School choice may have just taken a turn for the freer. Much freer.

Three decisions from the U.S. Supreme Court and one from Georgia’s highest court, all in late June, could expand the list of choice programs that pass constitutional muster. Those actions just might give some needed momentum to an education movement that has stalled in Georgia in recent years.

Let’s take a look, starting locally. Critics of Georgia’s tax-credit scholarship program have long charged it unconstitutionally directs public dollars to religious schools. Georgia’s Supreme Court unanimously shot down their argument.

The court found the scholarships are not public money, echoing decisions by other state courts and the U.S. Supreme Court. Georgia awards state income-tax credits to those who donate to private scholarship organizations, which in turn select the student recipients, who in turn decide with their families which schools to attend.

“The state controls none of these decisions. Nor does it control the contributed funds or the educational entities that ultimately receive the funds,” Justice Robert Benham wrote for the court, adding for emphasis: “The program does not involve the distribution of public funds out of the state treasury because none of the money involved in the program ever becomes the property of the State of Georgia.”

Importantly, the court also adopted a point made by program advocates: Tax-credit scholarships “might, in fact, create a tax savings by relieving public schools of the burden of educating the students who chose to attend private schools.”

Because the case hinged on the distinction between private donations and public spending, the court didn’t say if a direct state appropriation for private tuition would also be constitutional. That’s where the three U.S. Supreme Court rulings come in.

First, the high court ruled 7-2 that Missouri was wrong to limit its grants for playground building materials to secular schools. That state’s denial of a grant to an otherwise qualified, Lutheran preschool, Chief Justice John Roberts wrote, forces the school to choose: “It may participate in an otherwise available benefit program or remain a religious institution.” That choice, the court’s majority said, violates the First Amendment’s free-exercise clause.

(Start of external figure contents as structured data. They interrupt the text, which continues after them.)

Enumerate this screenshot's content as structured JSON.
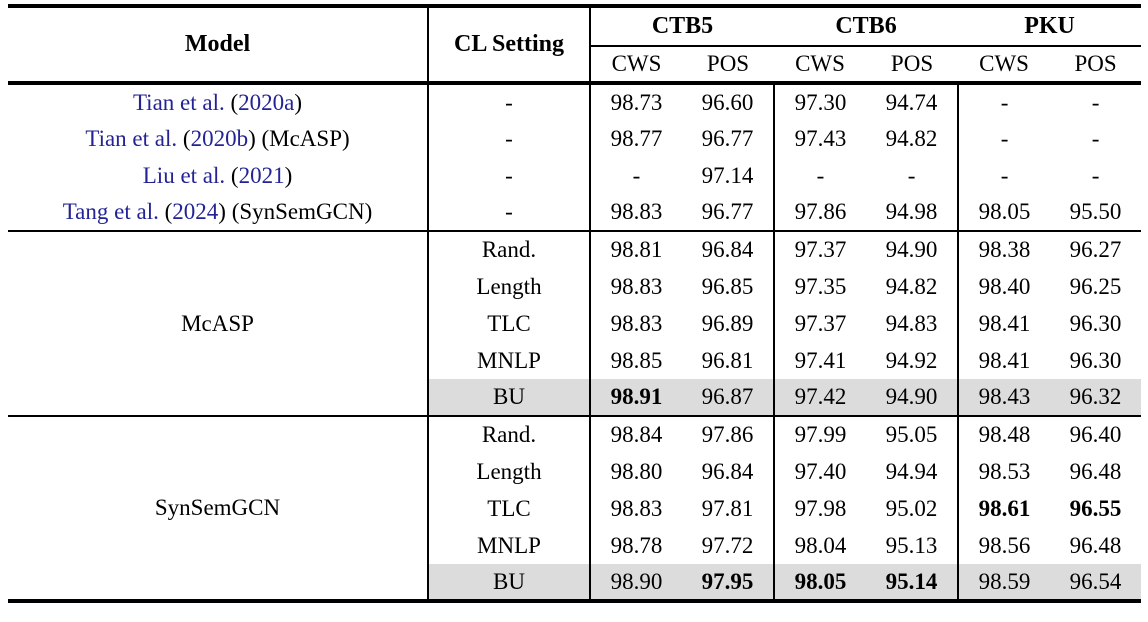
{
  "table": {
    "header": {
      "model": "Model",
      "cl_setting": "CL Setting",
      "groups": [
        {
          "label": "CTB5"
        },
        {
          "label": "CTB6"
        },
        {
          "label": "PKU"
        }
      ],
      "subcols": [
        "CWS",
        "POS"
      ]
    },
    "colors": {
      "citation_link": "#232396",
      "highlight_row": "#dcdcdc",
      "border": "#000000"
    },
    "sections": [
      {
        "type": "citations",
        "rows": [
          {
            "model_parts": [
              {
                "text": "Tian et al.",
                "link": true
              },
              {
                "text": " (",
                "link": false
              },
              {
                "text": "2020a",
                "link": true
              },
              {
                "text": ")",
                "link": false
              }
            ],
            "cl": "-",
            "values": [
              {
                "v": "98.73"
              },
              {
                "v": "96.60"
              },
              {
                "v": "97.30"
              },
              {
                "v": "94.74"
              },
              {
                "v": "-"
              },
              {
                "v": "-"
              }
            ]
          },
          {
            "model_parts": [
              {
                "text": "Tian et al.",
                "link": true
              },
              {
                "text": " (",
                "link": false
              },
              {
                "text": "2020b",
                "link": true
              },
              {
                "text": ")",
                "link": false
              },
              {
                "text": " (McASP)",
                "link": false
              }
            ],
            "cl": "-",
            "values": [
              {
                "v": "98.77"
              },
              {
                "v": "96.77"
              },
              {
                "v": "97.43"
              },
              {
                "v": "94.82"
              },
              {
                "v": "-"
              },
              {
                "v": "-"
              }
            ]
          },
          {
            "model_parts": [
              {
                "text": "Liu et al.",
                "link": true
              },
              {
                "text": " (",
                "link": false
              },
              {
                "text": "2021",
                "link": true
              },
              {
                "text": ")",
                "link": false
              }
            ],
            "cl": "-",
            "values": [
              {
                "v": "-"
              },
              {
                "v": "97.14"
              },
              {
                "v": "-"
              },
              {
                "v": "-"
              },
              {
                "v": "-"
              },
              {
                "v": "-"
              }
            ]
          },
          {
            "model_parts": [
              {
                "text": "Tang et al.",
                "link": true
              },
              {
                "text": " (",
                "link": false
              },
              {
                "text": "2024",
                "link": true
              },
              {
                "text": ")",
                "link": false
              },
              {
                "text": " (SynSemGCN)",
                "link": false
              }
            ],
            "cl": "-",
            "values": [
              {
                "v": "98.83"
              },
              {
                "v": "96.77"
              },
              {
                "v": "97.86"
              },
              {
                "v": "94.98"
              },
              {
                "v": "98.05"
              },
              {
                "v": "95.50"
              }
            ]
          }
        ]
      },
      {
        "type": "group",
        "model": "McASP",
        "rows": [
          {
            "cl": "Rand.",
            "values": [
              {
                "v": "98.81"
              },
              {
                "v": "96.84"
              },
              {
                "v": "97.37"
              },
              {
                "v": "94.90"
              },
              {
                "v": "98.38"
              },
              {
                "v": "96.27"
              }
            ]
          },
          {
            "cl": "Length",
            "values": [
              {
                "v": "98.83"
              },
              {
                "v": "96.85"
              },
              {
                "v": "97.35"
              },
              {
                "v": "94.82"
              },
              {
                "v": "98.40"
              },
              {
                "v": "96.25"
              }
            ]
          },
          {
            "cl": "TLC",
            "values": [
              {
                "v": "98.83"
              },
              {
                "v": "96.89"
              },
              {
                "v": "97.37"
              },
              {
                "v": "94.83"
              },
              {
                "v": "98.41"
              },
              {
                "v": "96.30"
              }
            ]
          },
          {
            "cl": "MNLP",
            "values": [
              {
                "v": "98.85"
              },
              {
                "v": "96.81"
              },
              {
                "v": "97.41"
              },
              {
                "v": "94.92"
              },
              {
                "v": "98.41"
              },
              {
                "v": "96.30"
              }
            ]
          },
          {
            "cl": "BU",
            "highlight": true,
            "values": [
              {
                "v": "98.91",
                "b": true
              },
              {
                "v": "96.87"
              },
              {
                "v": "97.42"
              },
              {
                "v": "94.90"
              },
              {
                "v": "98.43"
              },
              {
                "v": "96.32"
              }
            ]
          }
        ]
      },
      {
        "type": "group",
        "model": "SynSemGCN",
        "rows": [
          {
            "cl": "Rand.",
            "values": [
              {
                "v": "98.84"
              },
              {
                "v": "97.86"
              },
              {
                "v": "97.99"
              },
              {
                "v": "95.05"
              },
              {
                "v": "98.48"
              },
              {
                "v": "96.40"
              }
            ]
          },
          {
            "cl": "Length",
            "values": [
              {
                "v": "98.80"
              },
              {
                "v": "96.84"
              },
              {
                "v": "97.40"
              },
              {
                "v": "94.94"
              },
              {
                "v": "98.53"
              },
              {
                "v": "96.48"
              }
            ]
          },
          {
            "cl": "TLC",
            "values": [
              {
                "v": "98.83"
              },
              {
                "v": "97.81"
              },
              {
                "v": "97.98"
              },
              {
                "v": "95.02"
              },
              {
                "v": "98.61",
                "b": true
              },
              {
                "v": "96.55",
                "b": true
              }
            ]
          },
          {
            "cl": "MNLP",
            "values": [
              {
                "v": "98.78"
              },
              {
                "v": "97.72"
              },
              {
                "v": "98.04"
              },
              {
                "v": "95.13"
              },
              {
                "v": "98.56"
              },
              {
                "v": "96.48"
              }
            ]
          },
          {
            "cl": "BU",
            "highlight": true,
            "values": [
              {
                "v": "98.90"
              },
              {
                "v": "97.95",
                "b": true
              },
              {
                "v": "98.05",
                "b": true
              },
              {
                "v": "95.14",
                "b": true
              },
              {
                "v": "98.59"
              },
              {
                "v": "96.54"
              }
            ]
          }
        ]
      }
    ]
  }
}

The ruling partially undermines the anti-Catholic Blaine Amendments adopted by many states to block public funding of “sectarian” schools (including Georgia; such language figured into the tax-credit scholarship case). But the ruling’s greater latitude for religious schools doesn’t necessarily extend to programs that are more clearly educational in nature, such as vouchers.

The court may have tipped its hand, however, by sending two cases back to state courts for reconsideration in light of the Missouri case. One was a textbook-lending program in New Mexico. The other was a voucher program in Douglas County, Colorado. In both cases, state courts had relied on Blaine Amendments to rule religious schools and their students were ineligible.

It has been more than a century since Blaine Amendments “born of bigotry” against Catholics, as Justice Clarence Thomas has put it, altered the balance between free exercise and establishment of religion in the states. We might finally be seeing an overdue corrective from the courts, to the great benefit of students and families.